If you want a thicker gel, use high molecular weight powder exclusively. If you want something lighter that absorbs quickly, use low molecular weight powder. You can also make a stock of each and blend them together. A common approach is roughly 70% high molecular weight stock and 30% low molecular weight stock, though the ratio is flexible and comes down to the texture you prefer.
For a richer product, some formulators add a small amount of vegetable glycerin (2 to 5% of the total formula) as an additional humectant. This adds body and extra moisture-binding capacity without changing the gel’s basic character.
Adding Other Active Ingredients
Hyaluronic acid gel plays well with most water-soluble actives. Niacinamide and vitamin C are both safe to combine with hyaluronic acid, and all three are suitable for all skin types with very low risk of irritation. Since both hyaluronic acid and niacinamide are water-based, they mix easily in the same formula.

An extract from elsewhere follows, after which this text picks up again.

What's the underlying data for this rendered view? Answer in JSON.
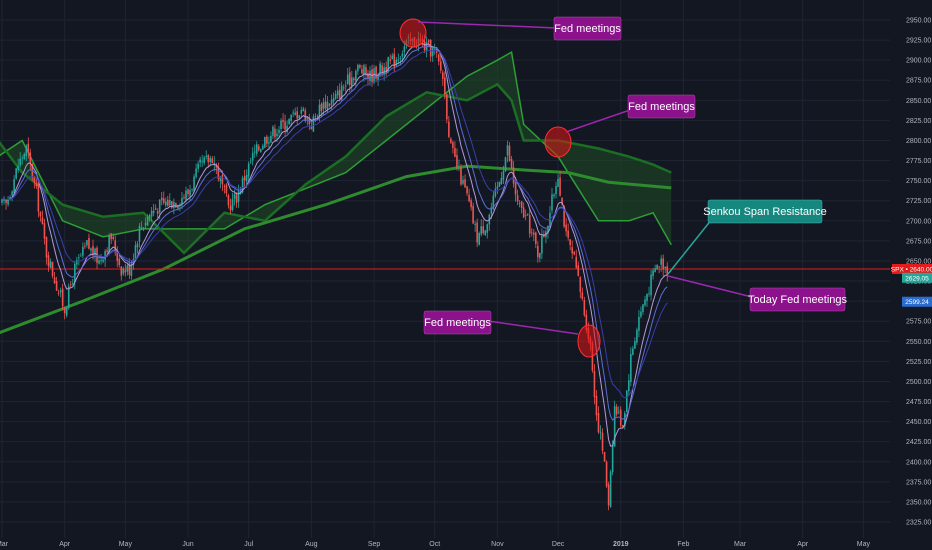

One thing to watch is pH. Hyaluronic acid is stable across a wide pH range, but it shows slight degradation at extremely acidic (below pH 2) or extremely alkaline (above pH 12) levels. For practical DIY purposes, keeping your gel between pH 4.5 and 7 is ideal. This matters most when adding vitamin C in its pure ascorbic acid form, which drops pH significantly. If you’re adding acidic actives, test the final pH with strips and adjust if needed.
Storage and Shelf Life
Pour your finished gel into a clean pump bottle or dropper bottle. Dark glass is preferable to clear plastic, as it limits light exposure. Store it in a cool place away from direct sunlight.
With a preservative, expect about three months of usable life. Without one, keep it in the refrigerator and finish it within one to two weeks. If the gel changes color, develops an off smell, or becomes cloudy when it was previously clear, discard it. Making small batches (50 to 100 grams) helps you use it up before degradation becomes an issue.
How to Apply Your Gel
Hyaluronic acid is a humectant, meaning it works by pulling water toward itself. Applied to damp skin, it draws that surface moisture in. Applied to completely dry skin in a dry climate, it can actually pull moisture from deeper skin layers instead of attracting it from the environment, leaving your skin feeling drier than before.
The most effective routine is to apply a few drops of your gel to skin that’s still slightly damp from cleansing or a quick mist of water. Pat it in gently, then follow with a moisturizer that contains occlusive ingredients like dimethicone or petrolatum. The hyaluronic acid pulls water in, and the occlusive layer on top prevents that water from evaporating. Without that sealing step, much of the hydration benefit is lost to evaporation, which is why hyaluronic acid alone is not a complete moisturizer.